Thursday, June 3, 2010

On the mystery that is Hermes.


I am not a scholar, that should be obvious from my writings, but I like to think that I am sharing an experience of something here that helps others, not be like me, but maybe establish their own connection to a greater reality, a greater experience of life and the divine, which I do not insist must be one way or the other, except I am fully convinced it is not monotheistic in nature, but essentially polytheistic.

When I speak of the mystery of Hermes, I am taking about the mystery of his being in relation to his mythos.

Why would a god, a being of such utter pervasiveness and sublime beauty, be a messenger? Why would a God, Zeus, need a messenger? Why do the Gods of Myth always seem to fall into a very familiar pattern derived from human social norms?

The answer to that last question is easy enough, we human beings interpret the world around us by relating it to our own nature, so we envision the Gods as human-like, and we imagine their behavior to be like our own. We also envision the Gods to fit into a hierarchy that fits into our conception of a hierarchy, in the case of Hellenismos, a patriarchal monarchy. A kingdom ruled by Zeus, who is father or sibling to most of his court.
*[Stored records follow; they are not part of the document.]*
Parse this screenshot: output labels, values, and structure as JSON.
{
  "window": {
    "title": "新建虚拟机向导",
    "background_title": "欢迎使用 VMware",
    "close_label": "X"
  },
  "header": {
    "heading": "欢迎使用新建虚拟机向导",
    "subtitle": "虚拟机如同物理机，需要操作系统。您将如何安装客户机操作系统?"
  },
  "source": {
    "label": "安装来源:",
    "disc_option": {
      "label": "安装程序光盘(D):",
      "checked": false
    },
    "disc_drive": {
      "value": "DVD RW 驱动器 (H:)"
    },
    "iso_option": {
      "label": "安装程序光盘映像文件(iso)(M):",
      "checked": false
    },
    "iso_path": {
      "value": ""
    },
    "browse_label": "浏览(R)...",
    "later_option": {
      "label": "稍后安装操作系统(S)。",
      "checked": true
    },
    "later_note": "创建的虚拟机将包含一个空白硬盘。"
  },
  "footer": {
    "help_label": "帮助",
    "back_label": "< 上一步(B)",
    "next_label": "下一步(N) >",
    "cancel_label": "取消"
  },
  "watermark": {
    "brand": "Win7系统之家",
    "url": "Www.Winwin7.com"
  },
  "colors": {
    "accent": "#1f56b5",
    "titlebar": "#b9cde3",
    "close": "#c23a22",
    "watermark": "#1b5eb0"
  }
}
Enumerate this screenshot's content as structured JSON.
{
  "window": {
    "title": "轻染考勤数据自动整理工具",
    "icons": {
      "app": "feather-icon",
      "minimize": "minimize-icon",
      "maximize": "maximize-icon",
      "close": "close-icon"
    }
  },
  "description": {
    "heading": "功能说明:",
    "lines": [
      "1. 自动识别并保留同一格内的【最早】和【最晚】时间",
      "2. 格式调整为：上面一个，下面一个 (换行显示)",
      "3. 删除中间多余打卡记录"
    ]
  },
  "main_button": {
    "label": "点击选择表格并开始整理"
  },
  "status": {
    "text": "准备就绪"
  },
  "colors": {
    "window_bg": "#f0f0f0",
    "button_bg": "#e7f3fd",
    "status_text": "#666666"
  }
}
Hermes, often represented as youthful, young even, is then at the bottom of that hierarchy, still a prince of the realm, but a bit far in line for the throne of heaven. Surely this is human interpretation, at least in its details, but what about in its more subtle implications? What mystery lies beneath the truth of this hierarchy, and should it really matter?

In these many years I have come to my own conclusions, they are likely worthless to most of you, as they are simply my own personal gnosis, my own personal interpretation of what I perceive around me, but they are as follows.

The Gods are eternal, I have said this before, and the Gods exist as both part of and transcendent to the universe as we know it. But each god is, essentially, sovereign. The God we call Zeus does not really rule the other Gods, not in reality, but in relation to interaction with mortal life, and in our current age, he does rule in a sense, because his power, his influence on the cosmos, gives him the responsibility to mediate what the other Gods are doing in order to maintain a balance that keeps the universe going.

In this we then see something of a need, a need for a figure to take on a responsibility of fully transcending all that is and, at the same time, immersing himself, consciously, into an full on interaction with all the various realms of reality and with mortal life as well. This being, who we call Hermes, is not so much a messenger as he is a conduit. A conduit between mortal life, physical reality, and the eternal realm that is the ultimate dimension, that which encompasses everything.

The mystery to me is why? Why must such a being provide such a conduit if Gods can accomplish anything?

The answer becomes this. The Gods are not capable of doing everything at all times. Within the reality of their eternal existence, within that eternal realm of infinite possibilities, they can do anything, but our universe is limited, and like a painter with a very limited pallet of colors to paint with, they have to make due with what they have available to them in our realm of existence and work on this canvas with only the colors available to them here.

I imagine that some Gods have such an intense effect on our plane of existence that something, or someone, has to mediate it in order to prevent damaging it, and as such, Zeus and Hermes form that mediating force in the cosmos, Zeus by being the “Lord” that allows such interaction, and is thus the “King” and Hermes, who establishes the routes to be taken, the means by which they can interact with the cosmos, is the messenger that allows that which the King allows to be disseminated into this limited dimension of space and time.

But, in the end, does this really matter to us as people?

In some ways, it does not, but in others it does, because that which happens above, in the eternal realms, is always somehow reflected in our world as well. As above so below, as I have heard said somewhere, and just as the mighty cosmic forces of nature, like gravity, chaos, and repulsion, find manifestation in the behaviors of life forms, so too the divine forces of the universe find manifestation in us as well, and as such, we can learn from what myth and the exploration of it through philosophical exploration of its themes has to teach us so that we can better understand each other and the ways we behave in the world. Just as an exploration of the cosmos and its forces helps us to advance as technological beings, so too does an exploration of the divine cosmos, the divine reality, whatever way we may be capable of understanding it, provide us with a way to improve as spiritual beings.